Boosting the salaries of early-career science and maths teachers would be a better - and more cost-effective - way of addressing teacher shortages than ploughing resources into recruitment, new research suggests.
The Gatsby Foundation charity has released two reports recommending a focus on retention rather than recruitment.
The first of the reports, carried out by Education Datalab, measured what the impact of a “modest” 5 per cent pay increase for early-career maths and science teachers in England would have been, had it been introduced in 2010.
According to the research, this would have eliminated the shortage of science teachers witnessed since 2010, wiped out the maths teacher deficit by 2014 - and increased the number of experienced teachers by boosting retention.

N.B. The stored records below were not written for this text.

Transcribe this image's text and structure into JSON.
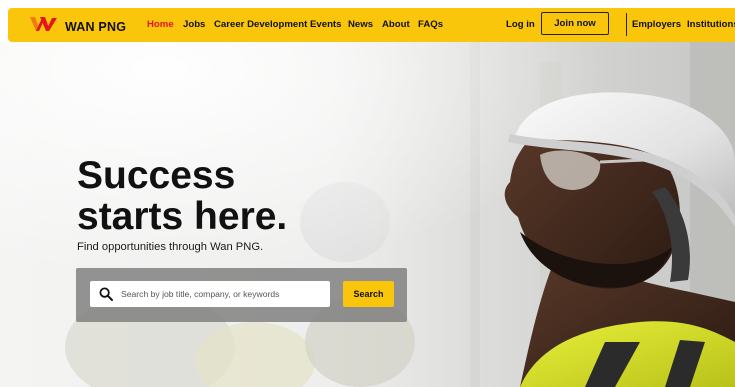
{
  "brand": {
    "name": "WAN PNG",
    "logo_icon": "wan-png-logo-icon",
    "accent_color": "#f9c60b",
    "logo_red": "#e5151c",
    "logo_orange": "#f27b11"
  },
  "nav": {
    "links": [
      {
        "label": "Home",
        "active": true
      },
      {
        "label": "Jobs"
      },
      {
        "label": "Career Development"
      },
      {
        "label": "Events"
      },
      {
        "label": "News"
      },
      {
        "label": "About"
      },
      {
        "label": "FAQs"
      }
    ],
    "login_label": "Log in",
    "join_label": "Join now",
    "employers_label": "Employers",
    "institutions_label": "Institutions"
  },
  "hero": {
    "headline_line1": "Success",
    "headline_line2": "starts here.",
    "subtext": "Find opportunities through Wan PNG.",
    "search": {
      "placeholder": "Search by job title, company, or keywords",
      "value": "",
      "icon": "search-icon",
      "button_label": "Search"
    },
    "image": "photo of worker in white hard hat, safety glasses and hi-vis vest looking up"
  }
}
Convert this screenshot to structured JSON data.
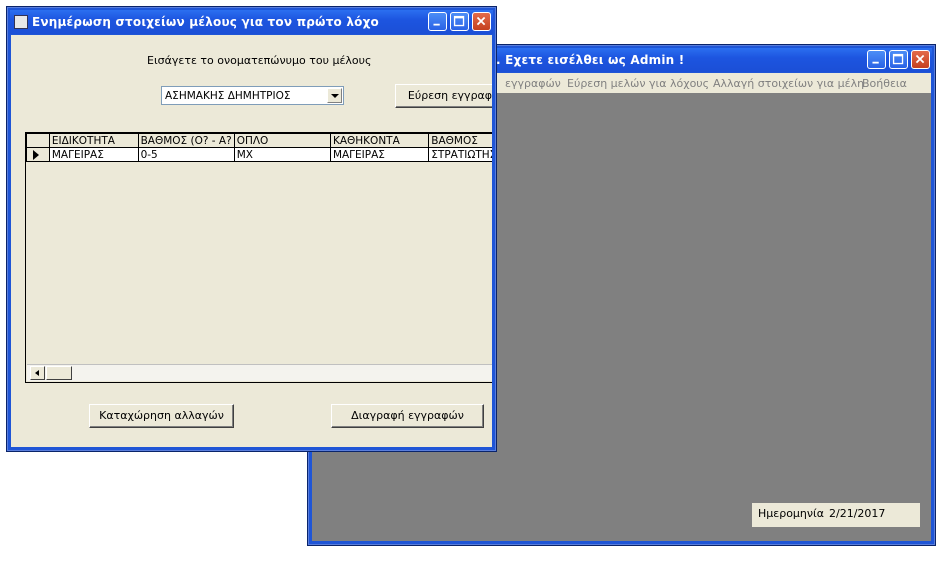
{
  "back_window": {
    "title": ". Εχετε εισέλθει ως Admin !",
    "menu": [
      "εγγραφών",
      "Εύρεση μελών για λόχους",
      "Αλλαγή στοιχείων για μέλη",
      "Βοήθεια"
    ],
    "date_label": "Ημερομηνία",
    "date_value": "2/21/2017"
  },
  "front_window": {
    "title": "Ενημέρωση στοιχείων μέλους για τον πρώτο λόχο",
    "prompt": "Εισάγετε το ονοματεπώνυμο του μέλους",
    "member_select": {
      "value": "ΑΣΗΜΑΚΗΣ ΔΗΜΗΤΡΙΟΣ"
    },
    "search_button": "Εύρεση εγγραφ",
    "grid": {
      "columns": [
        "ΕΙΔΙΚΟΤΗΤΑ",
        "ΒΑΘΜΟΣ (Ο? - Α?",
        "ΟΠΛΟ",
        "ΚΑΘΗΚΟΝΤΑ",
        "ΒΑΘΜΟΣ"
      ],
      "rows": [
        [
          "ΜΑΓΕΙΡΑΣ",
          "0-5",
          "ΜΧ",
          "ΜΑΓΕΙΡΑΣ",
          "ΣΤΡΑΤΙΩΤΗΣ"
        ]
      ]
    },
    "save_button": "Καταχώρηση αλλαγών",
    "delete_button": "Διαγραφή εγγραφών"
  },
  "colors": {
    "titlebar": "#1d55e0",
    "client_back": "#808080",
    "client_front": "#ece9d8"
  }
}
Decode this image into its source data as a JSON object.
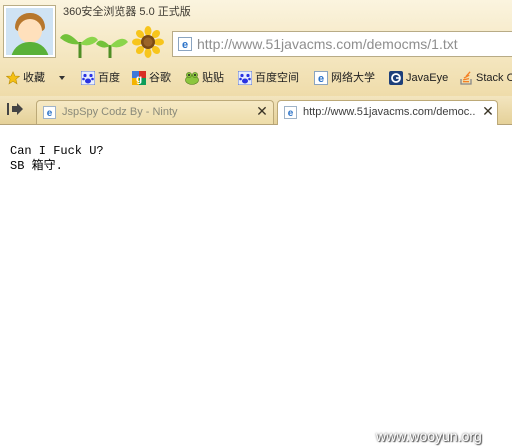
{
  "window": {
    "title": "360安全浏览器 5.0 正式版"
  },
  "address_bar": {
    "url": "http://www.51javacms.com/democms/1.txt"
  },
  "favorites": [
    {
      "label": "收藏",
      "icon": "star-icon"
    },
    {
      "label": "百度",
      "icon": "baidu-paw-icon"
    },
    {
      "label": "谷歌",
      "icon": "google-icon"
    },
    {
      "label": "贴贴",
      "icon": "frog-icon"
    },
    {
      "label": "百度空间",
      "icon": "baidu-paw-icon"
    },
    {
      "label": "网络大学",
      "icon": "ie-icon"
    },
    {
      "label": "JavaEye",
      "icon": "javaeye-icon"
    },
    {
      "label": "Stack O",
      "icon": "stackoverflow-icon"
    }
  ],
  "tabs": [
    {
      "title": "JspSpy Codz By - Ninty",
      "active": false,
      "icon": "ie-icon"
    },
    {
      "title": "http://www.51javacms.com/democ...",
      "active": true,
      "icon": "ie-icon"
    }
  ],
  "content": {
    "lines": [
      "Can I Fuck U?",
      "SB 箱守."
    ]
  },
  "watermark": "www.wooyun.org",
  "colors": {
    "chrome": "#f4e6bf",
    "accent_green": "#5ab139",
    "url_text": "#8e8e8e"
  }
}
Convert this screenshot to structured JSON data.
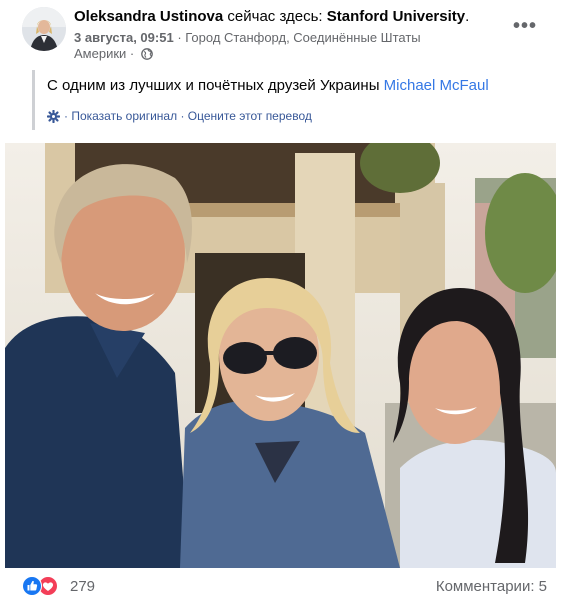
{
  "post": {
    "author": "Oleksandra Ustinova",
    "activity_text": "сейчас здесь:",
    "place": "Stanford University",
    "place_suffix": ".",
    "date": "3 августа, 09:51",
    "location": "· Город Станфорд, Соединённые Штаты Америки ·",
    "body_text": "С одним из лучших и почётных друзей Украины",
    "mention": "Michael McFaul",
    "translation": {
      "show_original": "· Показать оригинал",
      "separator": " · ",
      "rate": "Оцените этот перевод"
    },
    "more_icon": "more-options-icon",
    "privacy_icon": "globe-icon"
  },
  "footer": {
    "reaction_icons": [
      "like-icon",
      "love-icon"
    ],
    "reaction_count": "279",
    "comments": "Комментарии: 5"
  },
  "colors": {
    "link": "#3578e5",
    "translate_link": "#385898",
    "meta_text": "#65676b",
    "like": "#1877f2",
    "love": "#f33e58"
  }
}
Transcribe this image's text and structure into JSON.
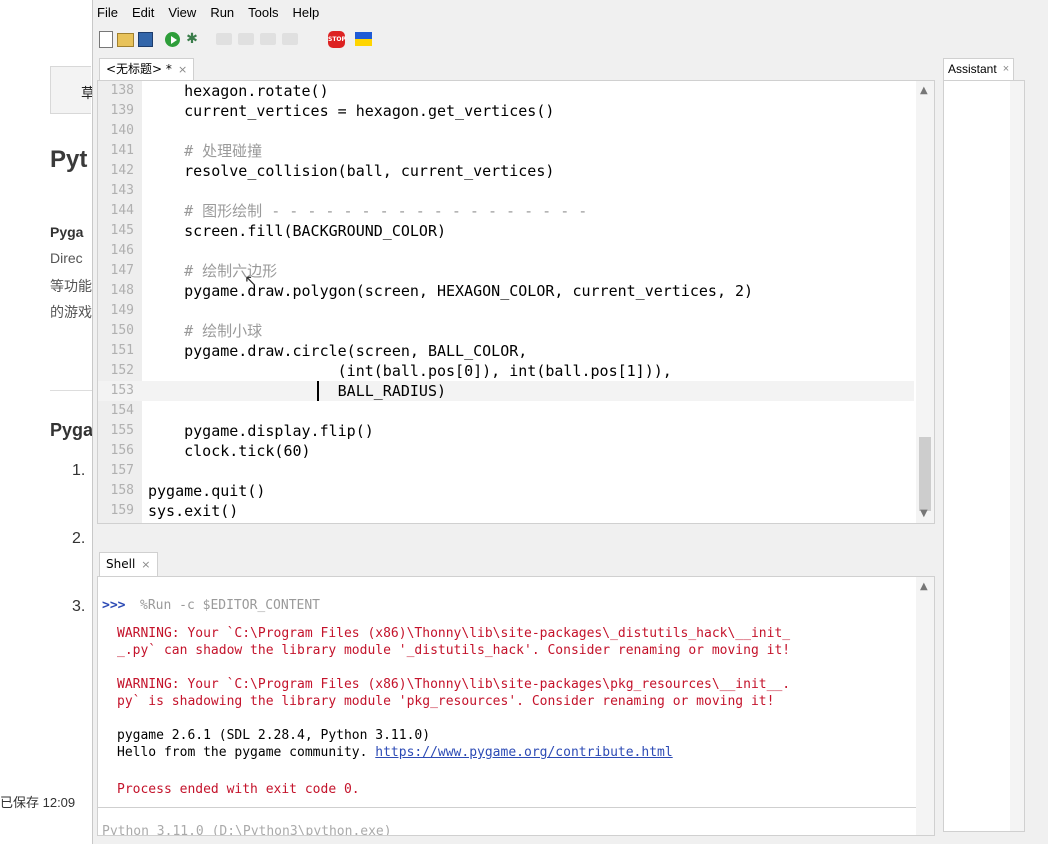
{
  "background_page": {
    "button_text": "草",
    "heading": "Pyt",
    "para_lines": [
      "Pyga",
      "Direc",
      "等功能",
      "的游戏"
    ],
    "subheading": "Pyga",
    "numbers": [
      "1.",
      "2.",
      "3."
    ],
    "saved_status": "已保存 12:09"
  },
  "menu": [
    "File",
    "Edit",
    "View",
    "Run",
    "Tools",
    "Help"
  ],
  "toolbar": {
    "items": [
      "new-file-icon",
      "open-file-icon",
      "save-icon",
      "run-icon",
      "debug-icon",
      "step-over-icon",
      "step-into-icon",
      "step-out-icon",
      "resume-icon",
      "stop-icon",
      "ukraine-flag-icon"
    ],
    "stop_label": "STOP"
  },
  "editor": {
    "tab_title": "<无标题> *",
    "tab_close": "×",
    "current_line": "153",
    "lines": [
      {
        "n": "138",
        "text": "    hexagon.rotate()",
        "comment": false
      },
      {
        "n": "139",
        "text": "    current_vertices = hexagon.get_vertices()",
        "comment": false
      },
      {
        "n": "140",
        "text": "",
        "comment": false
      },
      {
        "n": "141",
        "text": "    # 处理碰撞",
        "comment": true
      },
      {
        "n": "142",
        "text": "    resolve_collision(ball, current_vertices)",
        "comment": false
      },
      {
        "n": "143",
        "text": "",
        "comment": false
      },
      {
        "n": "144",
        "text": "    # 图形绘制 - - - - - - - - - - - - - - - - - -",
        "comment": true
      },
      {
        "n": "145",
        "text": "    screen.fill(BACKGROUND_COLOR)",
        "comment": false
      },
      {
        "n": "146",
        "text": "",
        "comment": false
      },
      {
        "n": "147",
        "text": "    # 绘制六边形",
        "comment": true
      },
      {
        "n": "148",
        "text": "    pygame.draw.polygon(screen, HEXAGON_COLOR, current_vertices, 2)",
        "comment": false
      },
      {
        "n": "149",
        "text": "",
        "comment": false
      },
      {
        "n": "150",
        "text": "    # 绘制小球",
        "comment": true
      },
      {
        "n": "151",
        "text": "    pygame.draw.circle(screen, BALL_COLOR,",
        "comment": false
      },
      {
        "n": "152",
        "text": "                     (int(ball.pos[0]), int(ball.pos[1])),",
        "comment": false
      },
      {
        "n": "153",
        "text": "                     BALL_RADIUS)",
        "comment": false
      },
      {
        "n": "154",
        "text": "",
        "comment": false
      },
      {
        "n": "155",
        "text": "    pygame.display.flip()",
        "comment": false
      },
      {
        "n": "156",
        "text": "    clock.tick(60)",
        "comment": false
      },
      {
        "n": "157",
        "text": "",
        "comment": false
      },
      {
        "n": "158",
        "text": "pygame.quit()",
        "comment": false
      },
      {
        "n": "159",
        "text": "sys.exit()",
        "comment": false
      }
    ]
  },
  "shell": {
    "tab_title": "Shell",
    "tab_close": "×",
    "prompt": ">>>",
    "command": "%Run -c $EDITOR_CONTENT",
    "warning1_line1": "WARNING: Your `C:\\Program Files (x86)\\Thonny\\lib\\site-packages\\_distutils_hack\\__init_",
    "warning1_line2": "_.py` can shadow the library module '_distutils_hack'. Consider renaming or moving it!",
    "warning2_line1": "WARNING: Your `C:\\Program Files (x86)\\Thonny\\lib\\site-packages\\pkg_resources\\__init__.",
    "warning2_line2": "py` is shadowing the library module 'pkg_resources'. Consider renaming or moving it!",
    "pygame_version": "pygame 2.6.1 (SDL 2.28.4, Python 3.11.0)",
    "hello_text": "Hello from the pygame community. ",
    "hello_link": "https://www.pygame.org/contribute.html",
    "process_ended": "Process ended with exit code 0.",
    "interpreter_status": "Python 3.11.0 (D:\\Python3\\python.exe)"
  },
  "assistant": {
    "tab_title": "Assistant",
    "tab_close": "×"
  },
  "colors": {
    "comment": "#9a9a9a",
    "warning": "#c4132b",
    "prompt": "#2d4bb5",
    "link": "#2d4bb5"
  }
}
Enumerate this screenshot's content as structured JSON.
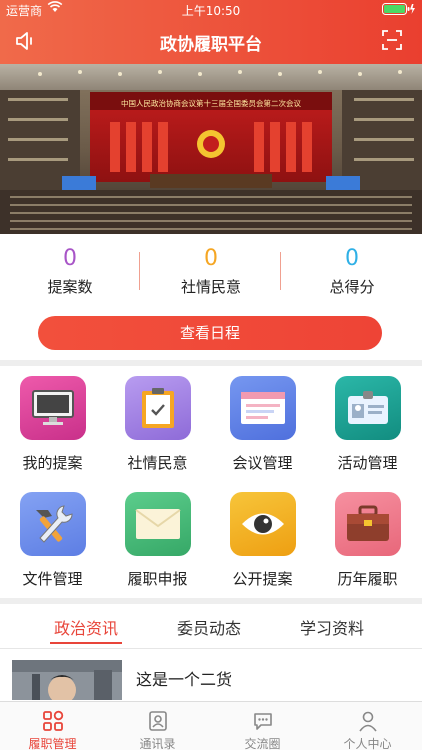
{
  "status_bar": {
    "carrier": "运营商",
    "time": "上午10:50"
  },
  "nav": {
    "title": "政协履职平台",
    "left_icon": "speaker-icon",
    "right_icon": "scan-icon"
  },
  "banner": {
    "caption": "中国人民政治协商会议第十三届全国委员会第二次会议"
  },
  "stats": [
    {
      "value": "0",
      "label": "提案数"
    },
    {
      "value": "0",
      "label": "社情民意"
    },
    {
      "value": "0",
      "label": "总得分"
    }
  ],
  "schedule_button": "查看日程",
  "grid": [
    {
      "label": "我的提案",
      "icon": "monitor-icon",
      "color": "#d9489a"
    },
    {
      "label": "社情民意",
      "icon": "clipboard-icon",
      "color": "#9d7fe0"
    },
    {
      "label": "会议管理",
      "icon": "browser-window-icon",
      "color": "#5d7ee8"
    },
    {
      "label": "活动管理",
      "icon": "id-card-icon",
      "color": "#1fa597"
    },
    {
      "label": "文件管理",
      "icon": "tools-icon",
      "color": "#6e8ee8"
    },
    {
      "label": "履职申报",
      "icon": "envelope-icon",
      "color": "#48c07c"
    },
    {
      "label": "公开提案",
      "icon": "eye-icon",
      "color": "#f2b21e"
    },
    {
      "label": "历年履职",
      "icon": "briefcase-icon",
      "color": "#f07a8c"
    }
  ],
  "tabs": [
    {
      "label": "政治资讯",
      "active": true
    },
    {
      "label": "委员动态",
      "active": false
    },
    {
      "label": "学习资料",
      "active": false
    }
  ],
  "news": [
    {
      "title": "这是一个二货"
    }
  ],
  "tabbar": [
    {
      "label": "履职管理",
      "icon": "grid-icon",
      "active": true
    },
    {
      "label": "通讯录",
      "icon": "contacts-icon",
      "active": false
    },
    {
      "label": "交流圈",
      "icon": "chat-icon",
      "active": false
    },
    {
      "label": "个人中心",
      "icon": "person-icon",
      "active": false
    }
  ],
  "colors": {
    "accent": "#e8453a",
    "stat_number": "#a855c7",
    "stat_number_2": "#f5a623",
    "stat_number_3": "#2fb0e6"
  }
}
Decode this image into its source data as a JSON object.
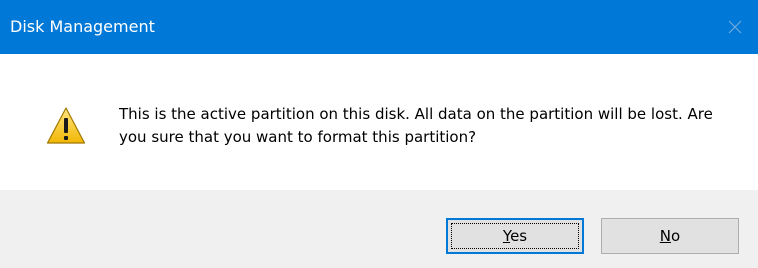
{
  "window": {
    "title": "Disk Management",
    "close_icon": "close-icon",
    "title_bar_color": "#0078d7"
  },
  "dialog": {
    "icon": "warning-icon",
    "message": "This is the active partition on this disk. All data on the partition will be lost. Are you sure that you want to format this partition?"
  },
  "buttons": {
    "yes": {
      "label": "Yes",
      "accelerator": "Y",
      "rest": "es",
      "is_default": true
    },
    "no": {
      "label": "No",
      "accelerator": "N",
      "rest": "o",
      "is_default": false
    }
  },
  "colors": {
    "accent": "#0078d7",
    "warning_yellow": "#fcd116",
    "footer_bg": "#f0f0f0"
  }
}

The research suggests that the pay gap between graduate roles in teaching and those available in other careers may explain why so many maths and science teachers leave the profession in the early stages of their career.
Salary supplements
The median salary for teachers with a maths degree is £4,500 lower than for non-teachers with the same degree. Teachers with a science degree earn £3,000 less, on average, than non-teaching graduates with the same degree.
Sam Sims, the researcher from Education Datalab who wrote the report, said the 5 per cent salary supplement would not only have eliminated teacher shortages, but done so “at a lower cost than simply recruiting more teachers”.
The second report commissioned by Gatbsy - which was produced by the Institute for Fiscal Studies - found that just 3 per cent of physics graduates enter teaching within the first few years of graduation, compared to 12 per cent of maths graduates.
This limited pool of physics teachers is further depleted by the fact that 40 per cent of physics graduates who teach immediately after graduation leave the profession within three-and-a-half years.
Retention problem
Professor Anna Vignoles of the University of Cambridge, who co-wrote the IFS report, said: “Our research demonstrates that the retention of physics teachers is an acute problem and that we urgently need to devise pay and non-pay related strategies to address this.”
According to her analysis, schools with full pay autonomy may not be using this to increase the salaries of physics teachers - potentially because of “an aversion to within-school pay inequality” or because of the “overall squeeze on state school funding”.
Professor Sir John Holman, senior advisor to the Gatsby Foundation, said: “Hopefully, these reports will trigger a long-overdue debate - should we implement a modest salary supplement to maths and science teachers in the early stage of their careers, or continue to have a shortage of teachers in these core subjects?
“That is the question we face, and it’s time we sought an answer.”
A Department for Education spokesperson said: “Teacher retention rates have been broadly stable for the past 20 years, and the teaching profession continues to be an attractive career, with average salaries standing at £37,400 outside of London, rising to £41,900 in the capital.
“But [we] want to continue to keep the best and brightest people in our schools. That’s why the education secretary recently announced a strategy to drive recruitment and boost retention of teachers, working with the unions and professional bodies, and pledged to strip away workload that doesn’t add value in the classroom.”